If you’re like most businesses these days, your data storage requirements must have changed considerably over the last few years. Not only do you now need storage systems with much greater capacity, but also substantially higher performance. Of course, you also want to realize both benefits at a price your business can afford. Hybrid flash storage solutions seem pretty capable of meeting those requirements. Let me explain how.

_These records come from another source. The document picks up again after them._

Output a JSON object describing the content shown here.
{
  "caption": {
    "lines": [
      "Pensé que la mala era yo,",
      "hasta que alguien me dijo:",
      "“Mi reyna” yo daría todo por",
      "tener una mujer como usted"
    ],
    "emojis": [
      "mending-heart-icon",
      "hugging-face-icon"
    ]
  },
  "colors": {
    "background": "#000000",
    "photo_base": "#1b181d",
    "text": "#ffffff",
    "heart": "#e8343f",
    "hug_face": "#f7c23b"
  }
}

As your business grows, the volume of data you produce as well as those you collect from customers, suppliers, trading partners, and employees increases; oftentimes, at a much faster pace. That’s because you no longer just accumulate structured data in relational databases. You’re also accumulating unstructured data from emails, instant messages, social media, and others, a.k.a. “Big data”. All this require storage capacities much larger than what you anticipated a decade ago.

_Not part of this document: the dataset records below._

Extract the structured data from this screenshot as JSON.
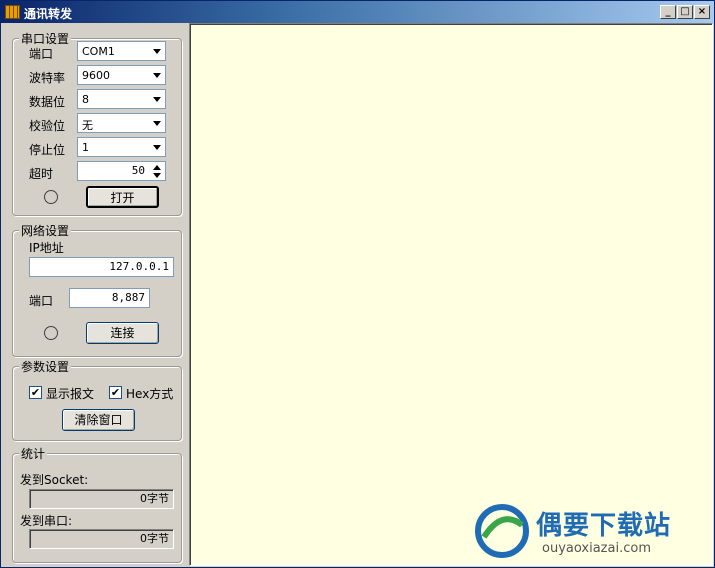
{
  "window": {
    "title": "通讯转发",
    "minimize_label": "_",
    "maximize_label": "□",
    "close_label": "×"
  },
  "serial": {
    "group_title": "串口设置",
    "port_label": "端口",
    "port_value": "COM1",
    "baud_label": "波特率",
    "baud_value": "9600",
    "databits_label": "数据位",
    "databits_value": "8",
    "parity_label": "校验位",
    "parity_value": "无",
    "stopbits_label": "停止位",
    "stopbits_value": "1",
    "timeout_label": "超时",
    "timeout_value": "50",
    "open_button": "打开"
  },
  "network": {
    "group_title": "网络设置",
    "ip_label": "IP地址",
    "ip_value": "127.0.0.1",
    "port_label": "端口",
    "port_value": "8,887",
    "connect_button": "连接"
  },
  "params": {
    "group_title": "参数设置",
    "show_message_label": "显示报文",
    "show_message_checked": true,
    "hex_mode_label": "Hex方式",
    "hex_mode_checked": true,
    "clear_button": "清除窗口"
  },
  "stats": {
    "group_title": "统计",
    "to_socket_label": "发到Socket:",
    "to_socket_value": "0字节",
    "to_serial_label": "发到串口:",
    "to_serial_value": "0字节"
  },
  "content": {
    "background_color": "#ffffe1"
  },
  "watermark": {
    "title": "偶要下载站",
    "url": "ouyaoxiazai.com"
  }
}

But that’s not all. To reduce CAPEX, boost agility, and improve business continuity/disaster recovery capabilities, many of us have started investing heavily in virtualization. While virtualization reduces server costs, those virtual machines also rapidly consume storage space.

Should Your Business Take That Leap To Hybrid Flash Storage?

The need for vastly larger storage space can easily be met by HDD (hard disk drive) solutions. However, there is one storage system requirement that all HDD systems can’t hope to meet – performance. Today’s workloads demand much faster IOPS (Input/Output Operations Per Second), lower latency, and faster throughput than what HDD systems can provide.

High-performance storage will be needed for applications that do tasks like 3D computer modeling, heavy simulations, data mining, computational analysis, data-intensive research, and the like. These tasks aren’t very common but there are organizations who do need them.

The good news is that we now have a plethora of SSD (solid state drive) solutions that can easily meet those performance requirements. In terms of IOPS, we’re talking about a performance jump from a few tens or a couple of hundred IOPS for HDD to thousands or even tens of thousands of IOPS for SSD. HDDs can typically go only between 75 to 210 IOPS. Compare that with SSDs which can go from 5,000 to even 10 million IOPS. What’s more, the price of SSD arrays is now going down.

But it’s not all good. While the prices of SSD solutions are steadily going down, the cost for high-capacity, multi-Terabyte systems, which most enterprises now require, is still quite expensive. That means all-flash arrays are still pretty much unreachable for all but the biggest enterprises. That’s where hybrid flash storage systems can come in.

As the name suggests, hybrid flash storage arrays are a combination of SSDs and HDDs. The presence of HDDs in this type of storage array can help meet capacity requirements while the SSDs can address performance needs. This kind of architecture is actually more suitable for most data centers. Because in reality, while all your data might need to be stored, certainly not all of it will require fast read/writes.

For this reason, only data that need to be used often should be stored in the SSDs. The rest – and probably majority of your data – can be stored in the HDDs. Auto-tiering functions can ferry data between the two systems or tiers to adapt to actual data processing needs. All-flash arrays are definitely faster; no question about it. But why break the bank for it if only a small fraction of your data need to be read/written quickly?

If you want to achieve a substantial improvement in data storage performance and capacity in the most practical way, then it’s probably time to take that leap unto hybrid flash storage.